While I am a bit cynical myself, I'd have to disagree with the statement that no-one care about all of this. Despite the mainstream media's systemic attempts to bury this story, the NSA revelations are a sledgehammer slowly pounding at the complacent foundations of the free internet. This issue is simply too huge to go away.
The NSA is literally turning into an Orwellian Ministry of Information. It has commandeered the internet, and is strong-arming American companies into doing its bidding, regardless of the effect on their or their customers rights or freedoms, and regardless of the effect on America's reputation for free speech and free enterprise.
It might be easy to ignore each individual blow of revelation, but when a big pillar crumbles, it becomes a little difficult to look away or hide the growing sense of dread. The closure of Lavabit and Silent Circle was a body blow to the notion of free speech and free enterprise on the US internet.
A lot of people probably felt that the likes of Facebook, Google, MS, would be locked down first, with the creep moving down the chain to email providers, independent sites, and finally, in extremis, to small independent secure email service providers.
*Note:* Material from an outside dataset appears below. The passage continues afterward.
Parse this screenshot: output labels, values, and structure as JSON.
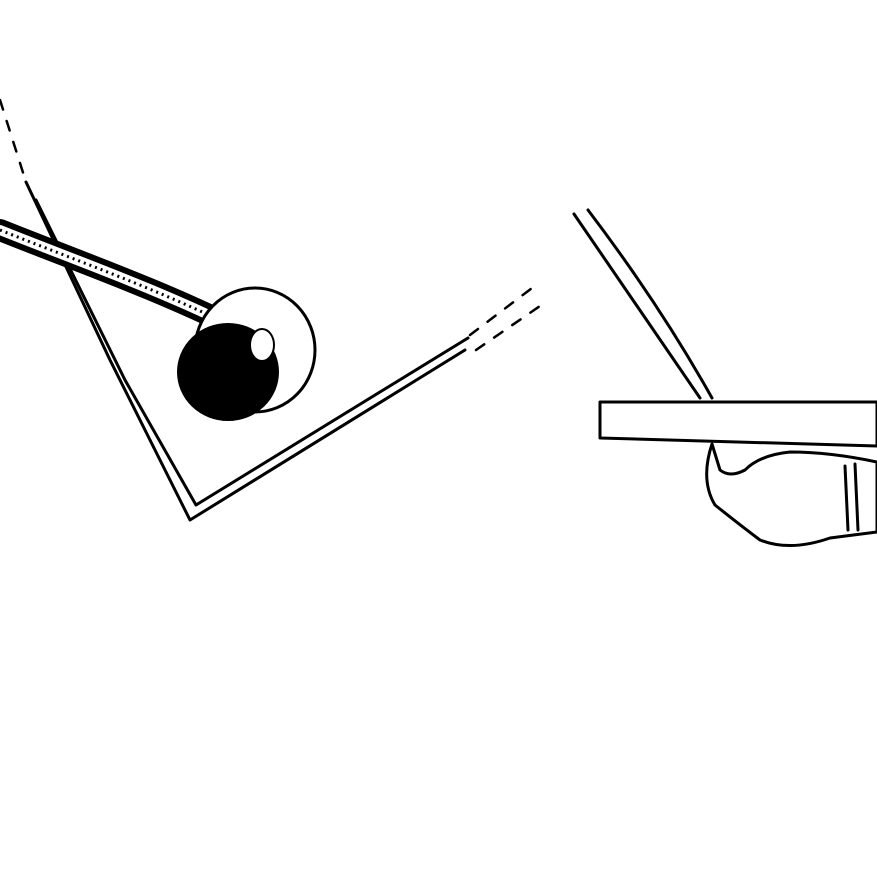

Instead this has been turned on its head; the independent man, in business for himself, was the first pin to fall. The message is clear: You cannot set up a website, email service, or any other internet business in the United States without the prior and/or post-facto approval of the National Security Agency.
A dream is dying. People like yourself escape through cynicism. Others escape through denial, or fantasy. But the reality is we are living in a nightmare, surrounded by a growing sense of dread in a global spy and surveillance network that has spiralled out of all reasonable proportion and probably control.
The NSA is turning the internet into at best a panopticon, and at worst a prison for our whole society. They have slowly built a fortress of concrete, wire, and guard-towers around the free web. Edward Snowden is outside, slowly pounding on the wall, hoping some of those inside will hear enough to notice that they need to find a way to break out, to stop the construction before it's too late.
I think he's succeeding. As cynical as I am, I think that as the revelations continue, more people are starting to wake up to the reality of the nightmare that the NSA was trying to create while they slept. We need an internet that is encrypted, anonymous, and decentralised by default; And Mr. Snowden's sledgehammer may be inspiring a new generation of hackers to finally create it.